O quarto fator que pode ser citado como obstáculo ao trabalho de William Carey foi sua
chocante dificuldade com traduções. Como visto acima, Carey não conseguia se fazer entender
quando escrevia uma sentença, de forma que sua obra sofria sérios e justos ataques de
qualquer pessoa que tivesse paciência para avaliá-la. Para piorar a situação, em 1812 ocorreu
um incêndio que destruiu anos de seu intenso e difícil trabalho de tradução. O modo como
Carey superou tudo isso foi através da perseverança. De fato, Carey era um homem que nunca
desistia. Nada fazia com que ele interrompesse sua obra. Se ao final de uma tradução ele
descobria que o texto era de difícil compreensão, ele retomava pacientemente o trabalho e
fazia tudo outra vez, até que o resultado fosse satisfatório para os leitores. Mesmo quando
suas traduções foram queimadas em 1812, esse incansável missionário aceitou o fato como
manifestação da vontade de Deus e iniciou tudo outra vez com zelo ainda mais intenso.
O último obstáculo que Carey enfrentou em seu trabalho missionário foi decorrente
da chegada de novos missionários enviados da Inglaterra a Serampore pela Sociedade
Missionária Batista. De fato, com a chegada desses missionários a paz da missão de Serampore
chegou ao fim. Os novos obreiros se recusaram a se submeter à liderança dos veteranos e
também não aceitaram adotar o estilo de vida e filosofia de trabalho do “Trio de Serampore”.
Assim, o resultado inevitável foi a divisão. Então, os missionários mais novos se afastaram e
formaram a União Missionária de Calcutá.
A Sociedade Missionária Batista, a que Carey estava ligado desde que fora fundada por
sua própria influência, tinha por esse tempo líderes que sequer o conheciam pessoalmente.

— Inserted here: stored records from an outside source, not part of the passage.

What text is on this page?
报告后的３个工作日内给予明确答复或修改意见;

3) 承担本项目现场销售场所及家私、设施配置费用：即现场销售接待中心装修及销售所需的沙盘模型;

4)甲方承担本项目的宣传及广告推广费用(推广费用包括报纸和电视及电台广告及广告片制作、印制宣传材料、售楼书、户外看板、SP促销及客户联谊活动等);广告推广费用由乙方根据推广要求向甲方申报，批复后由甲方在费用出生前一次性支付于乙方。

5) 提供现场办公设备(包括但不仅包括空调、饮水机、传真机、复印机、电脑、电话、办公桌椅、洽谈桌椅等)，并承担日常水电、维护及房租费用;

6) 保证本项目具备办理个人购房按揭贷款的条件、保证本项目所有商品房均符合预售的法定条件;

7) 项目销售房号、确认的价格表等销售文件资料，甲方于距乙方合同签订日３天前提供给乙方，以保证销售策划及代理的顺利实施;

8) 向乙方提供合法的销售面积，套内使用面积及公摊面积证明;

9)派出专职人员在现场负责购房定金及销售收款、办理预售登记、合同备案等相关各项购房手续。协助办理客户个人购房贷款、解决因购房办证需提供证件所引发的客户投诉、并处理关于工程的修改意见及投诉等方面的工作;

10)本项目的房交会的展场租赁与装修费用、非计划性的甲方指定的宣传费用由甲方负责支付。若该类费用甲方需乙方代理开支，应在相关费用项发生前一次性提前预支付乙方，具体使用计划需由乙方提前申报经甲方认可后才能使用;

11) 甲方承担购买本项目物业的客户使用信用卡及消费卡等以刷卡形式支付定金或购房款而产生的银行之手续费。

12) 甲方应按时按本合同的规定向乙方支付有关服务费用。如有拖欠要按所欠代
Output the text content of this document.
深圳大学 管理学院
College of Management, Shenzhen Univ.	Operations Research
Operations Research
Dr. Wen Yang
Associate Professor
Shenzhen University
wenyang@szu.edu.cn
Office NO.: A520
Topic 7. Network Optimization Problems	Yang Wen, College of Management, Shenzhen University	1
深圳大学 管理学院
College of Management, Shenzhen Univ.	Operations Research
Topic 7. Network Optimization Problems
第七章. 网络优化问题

Esses líderes deram apoio aos missionários jovens que eles próprios haviam nomeado. Por
tudo isso, em 1826, a Missão de Serampore cortou relações com a Sociedade Missionária
Batista. Como resultado desse rompimento, terríveis problemas financeiros começaram. Não
havia como a missão de Carey se sustentar e também suprir as necessidades dos diversos
postos missionários ligados a ela sem o apoio da Inglaterra. Carey, como em outras ocasiões,
também soube lidar com esse obstáculo ao trabalho do Senhor. A solução foi simples: auto-
humilhação. Carey e Marshman, vendo que não havia meios de continuar sem o sustento da
Sociedade, se submeteram novamente e ela. Assim, foi dada continuidade ao trabalho até que
a morte, o último oponente, se levantou. Contra esse obstáculo o corajoso missionário não
teve como lutar. William Carey morreu em 1834.